Ostatnio na forum był wątek koteczki, która została oddana po trzech dniach, bo nie dogadała się z rezydentem.
Nie ma reguły, moje dwie dorosłe kocice dogadywały się dwa miesiące, teraz, jak zakociłam się tymczasowymi kotarmi, jest różnie - trochę się tłuką, ale bez krwawych ofiar :D
Jeśli zdecydujesz się na drugiego kota, pamiętaj, że musisz wykazać się cierpliwością nieco dłuższą niż ta wspomniana trzydniowa ..

PostNapisane: Śro lis 30, 2005 11:45
przez fruuu
kotka powinna zaakceptowac po kilku dniach zarówno młodszego jaki dorosłego kota. jeżeli jest z natury spokojna to możesz wziąć nawet dorosłego. w tym przypadku nie widzę różnicy specjalnej.

moge zaproponowac dwa kociaki:
młodsza mała Lusia http://forum.miau.pl/viewtopic.php?t=35188
starszy czarny kocurek http://forum.miau.pl/viewtopic.php?t=35188

PostNapisane: Śro lis 30, 2005 11:48
przez Gość
Jak rozumiem nie jest tak, że dorosły kot szybciej akceptuje malucha? Zastanawiam się, czy rezydentka nie zrobi krzywdy malcowi...

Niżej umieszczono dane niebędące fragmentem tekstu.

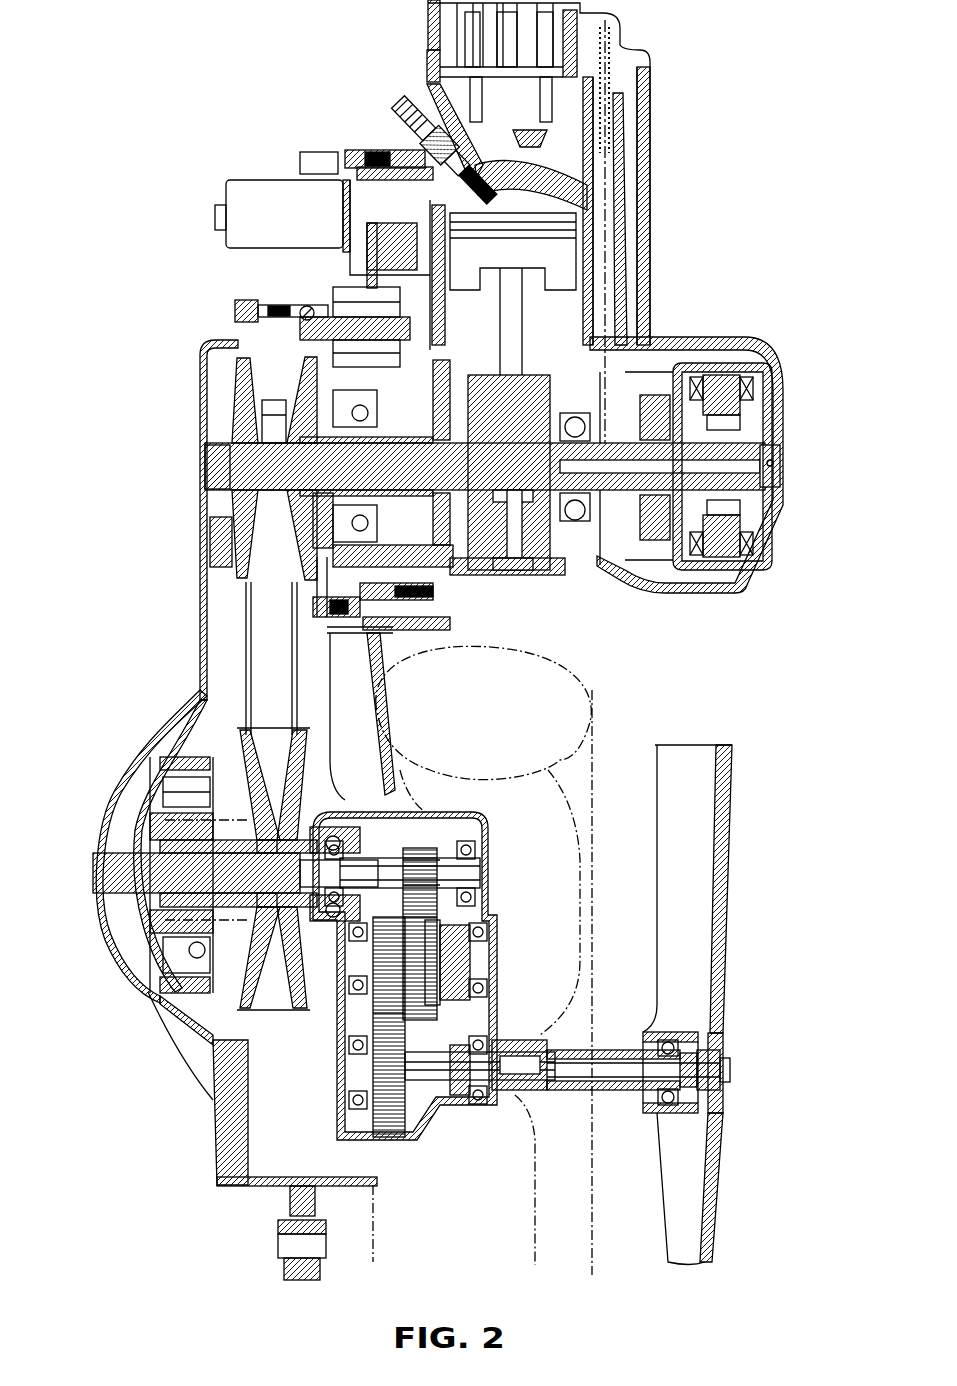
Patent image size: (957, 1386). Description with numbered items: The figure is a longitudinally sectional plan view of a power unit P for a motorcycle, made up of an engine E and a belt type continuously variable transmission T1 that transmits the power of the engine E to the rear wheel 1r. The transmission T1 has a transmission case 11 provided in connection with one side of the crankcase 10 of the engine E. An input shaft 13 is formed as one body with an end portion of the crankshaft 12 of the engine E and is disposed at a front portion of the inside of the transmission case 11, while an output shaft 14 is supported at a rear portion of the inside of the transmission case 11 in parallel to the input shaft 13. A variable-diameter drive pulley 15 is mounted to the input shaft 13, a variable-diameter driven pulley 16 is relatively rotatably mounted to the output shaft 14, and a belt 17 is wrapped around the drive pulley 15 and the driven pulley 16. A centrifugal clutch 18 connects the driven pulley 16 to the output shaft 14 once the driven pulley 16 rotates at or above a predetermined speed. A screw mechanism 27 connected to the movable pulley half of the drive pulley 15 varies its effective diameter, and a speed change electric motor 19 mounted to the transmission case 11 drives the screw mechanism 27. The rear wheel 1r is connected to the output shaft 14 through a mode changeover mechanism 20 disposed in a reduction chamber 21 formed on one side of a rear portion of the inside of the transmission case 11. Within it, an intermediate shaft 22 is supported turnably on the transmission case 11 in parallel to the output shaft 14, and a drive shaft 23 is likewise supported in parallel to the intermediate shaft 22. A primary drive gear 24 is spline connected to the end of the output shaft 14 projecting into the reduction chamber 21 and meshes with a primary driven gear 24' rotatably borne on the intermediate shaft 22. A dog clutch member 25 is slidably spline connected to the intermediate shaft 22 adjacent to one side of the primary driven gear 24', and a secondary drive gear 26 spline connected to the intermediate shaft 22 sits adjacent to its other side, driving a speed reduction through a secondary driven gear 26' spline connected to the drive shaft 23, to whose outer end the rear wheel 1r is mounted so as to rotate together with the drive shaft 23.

The power unit P is at (76, 118).
The engine E is at (342, 136).
The belt type continuously variable transmission T1 is at (190, 326).
The rear wheel 1r is at (600, 657).
The crankcase 10 is at (535, 577).
The transmission case 11 is at (200, 612).
The crankshaft 12 is at (640, 335).
The input shaft 13 is at (215, 472).
The output shaft 14 is at (465, 872).
The drive pulley 15 is at (228, 410).
The driven pulley 16 is at (243, 991).
The belt 17 is at (266, 1012).
The centrifugal clutch 18 is at (160, 775).
The speed change electric motor 19 is at (280, 190).
The mode changeover mechanism 20 is at (428, 843).
The reduction chamber 21 is at (400, 830).
The intermediate shaft 22 is at (480, 960).
The drive shaft 23 is at (430, 1085).
The primary drive gear 24 is at (468, 878).
The primary driven gear 24' is at (455, 1013).
The dog clutch member 25 is at (458, 968).
The secondary drive gear 26 is at (388, 949).
The secondary driven gear 26' is at (385, 1101).
The screw mechanism 27 is at (440, 338).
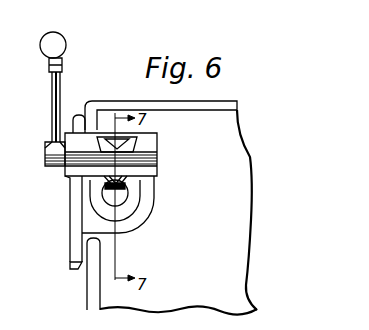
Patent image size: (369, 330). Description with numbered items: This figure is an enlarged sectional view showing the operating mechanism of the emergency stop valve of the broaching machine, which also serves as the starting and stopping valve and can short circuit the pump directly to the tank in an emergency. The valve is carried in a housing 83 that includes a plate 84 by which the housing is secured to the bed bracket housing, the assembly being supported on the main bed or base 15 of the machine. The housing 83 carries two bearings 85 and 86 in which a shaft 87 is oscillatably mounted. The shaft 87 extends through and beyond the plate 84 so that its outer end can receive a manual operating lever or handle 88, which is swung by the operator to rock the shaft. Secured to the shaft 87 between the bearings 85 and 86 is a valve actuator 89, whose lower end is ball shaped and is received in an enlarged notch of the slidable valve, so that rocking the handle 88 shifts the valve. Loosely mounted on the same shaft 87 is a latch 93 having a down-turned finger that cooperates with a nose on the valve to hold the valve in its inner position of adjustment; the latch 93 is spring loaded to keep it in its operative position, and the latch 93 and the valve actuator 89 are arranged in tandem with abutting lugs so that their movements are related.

The manual operating lever or handle 88 is at (62, 76).
The housing 83 is at (164, 119).
The shaft 87 is at (155, 158).
The bearing 86 is at (72, 190).
The valve actuator 89 is at (132, 187).
The bearing 85 is at (130, 178).
The latch 93 is at (135, 184).
The plate 84 is at (73, 256).
The main bed or base 15 is at (88, 296).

PostNapisane: Śro lis 30, 2005 11:54
przez fruuu
krzywdy nie zrobi, na początku możę to wyglądać groźnie ale to tylko demonstracja.
w dokoceniu dużo zalezy zarówno od charakteru rezydenta jak i nowego. wiek jest trochę mniej istotny, na twoim miejscu biorąc dorosłego kota, gdyby miał być to kocurek poszukałabym już wykastrowanego. taki nie będzie walczył zaciekle o dominację w domu i jest szansa szybszą i łagodniejszą socjalizację :)

PostNapisane: Śro lis 30, 2005 12:35
przez mary2004
Ja bym się dokacała kimś dorosłym i wykastrowanym, tylko żeby przybysz był przyjazny w stosunku do innych kotów :) No i musisz im dać co najmniej 2-3 tygodnie czasu, raczej wątpie w miłość od pierwszego wejrzenia :wink:
Może któreś z tych ślicznot? :
http://www.allegro.pl/show_item.php?item=74924916
http://www.allegro.pl/show_item.php?item=74443263
http://www.allegro.pl/show_item.php?item=74925597
http://www.allegro.pl/show_item.php?item=74927579
:)

PostNapisane: Śro lis 30, 2005 13:08
przez berni niezalogowana
Może Bursztynek? on jest szalenie towarzyski, uwielbia inne koty, dogadał sie bez problemu z moimi rocznymi rezydentami jak i z maluchami ktore mam na przechowaniu.